The storms brought out different animal movements not normally associated with my being on foot. Lone coyotes snuck oddly close by, the cows hung underneath a juniper canopy of their own, and deer huddled close together. But the elk, they acted the same, indifferent to the dampness. Two enormous cells split the sky. Up on the plateau I could see a mega-thunderhead darkening the mountains to the south. To the immediate northwest, and the direction I needed to go, curtains of rain hung. I popped my shelter up not only to wait out the impending rain but to dry off what precipitation had lingered from last night. If the rain hit I had shelter. If the rain didn’t, I had a dry shelter. Either way, I felt secure. But above me an emptiness appeared, a vacuum of sorts splitting the cells into a vee. I sat on a flat yet sharp piece of dolomite, elbows on my knees and my hands on my chin, waiting. A large beetle shaped like the old racist syrup bottles wandered between my shoes. I observed the beetle pick over whatever laid in its path—-sprigs of grass and sage, fragments of paintbrush, specks of bark, and speckles of endless red dirt. I looked closer at the 6 oddly shaped legs. The legs splintered at 90 degrees and appeared stiffly floppy. Yet the beetle climbed over whatever it came upon. Diligently the beetle scoured the tiny plot it meandered in. Suddenly, tiny clumps of dirt flung out from under a tiny patch of grass near the weaving path. From underneath a grassy roof, another beetle, a tad smaller than the other one, burrowed under the clump of grass. I thought maybe this beetle sought coverage from looming rain, like I was witnessing a behavior, that even all animals and insect have some sort of emotion, like fear, during certain climatic events. I mean, that’s what I was doing. The larger beetle clambered on whiling away its picking and I wondered if that beetle could hear, or sense, or whatever of the other beetle. Not even one inclination for me to consider these beetles had any one type of emotional intuition. The one digging backed out of its hole and continued on, clearly unaffected by the incoming weather.
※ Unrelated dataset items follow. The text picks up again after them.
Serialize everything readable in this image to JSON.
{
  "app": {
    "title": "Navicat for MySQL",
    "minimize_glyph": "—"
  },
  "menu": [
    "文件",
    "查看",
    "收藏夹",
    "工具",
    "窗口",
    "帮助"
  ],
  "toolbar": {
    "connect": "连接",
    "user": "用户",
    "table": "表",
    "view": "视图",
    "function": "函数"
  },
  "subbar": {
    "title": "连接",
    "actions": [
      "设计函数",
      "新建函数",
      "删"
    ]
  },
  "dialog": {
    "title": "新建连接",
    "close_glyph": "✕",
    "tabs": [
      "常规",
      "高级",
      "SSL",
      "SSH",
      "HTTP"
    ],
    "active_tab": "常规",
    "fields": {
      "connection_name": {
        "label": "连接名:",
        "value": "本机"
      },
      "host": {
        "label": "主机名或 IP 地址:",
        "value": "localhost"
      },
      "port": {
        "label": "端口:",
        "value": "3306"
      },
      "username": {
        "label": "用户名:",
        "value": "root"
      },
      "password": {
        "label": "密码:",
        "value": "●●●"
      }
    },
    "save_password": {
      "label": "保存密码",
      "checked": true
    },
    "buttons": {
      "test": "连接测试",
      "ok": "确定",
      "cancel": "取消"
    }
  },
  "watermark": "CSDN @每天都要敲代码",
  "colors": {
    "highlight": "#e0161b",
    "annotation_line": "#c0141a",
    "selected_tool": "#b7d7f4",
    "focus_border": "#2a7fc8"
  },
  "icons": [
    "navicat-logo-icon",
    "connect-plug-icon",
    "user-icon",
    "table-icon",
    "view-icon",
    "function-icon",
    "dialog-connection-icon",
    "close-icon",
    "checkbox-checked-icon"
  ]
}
Both beetles passed each other like ships in the night except without any longing for connection. 





I sprang up and rushed over to my tarp. I giggled a bit, out loud to myself, broke down my tarp, packed up, and hiked onward towards the oozing clouds stacked with a towering thunderhead. I topped out at a barren plateau and the sky, all around me, changed. I trudged on exhilarated with the morphing world around me. I passed under strung out power lines from metal towers. The electricity zapped the air loudly, sizzling because the rain drizzled onto the lines. Under these towers and power lines my pinky and ring finger, nestled under the corked handle, tingled every time each carbon fiber trekking pole tapped the damp ground. I felt the static jolt at every stride and I persistently indulged the more so by keeping my fingers on the pole longer at every jolt. I even stopped, right out under and in the middle, and felt the static current vibrate and tingle my fingers. Muscles in my forearm quivered as the current ran through my nerves. Nothing seemed certain to me at the moment, except my wonder, a wonder I hoped would never change.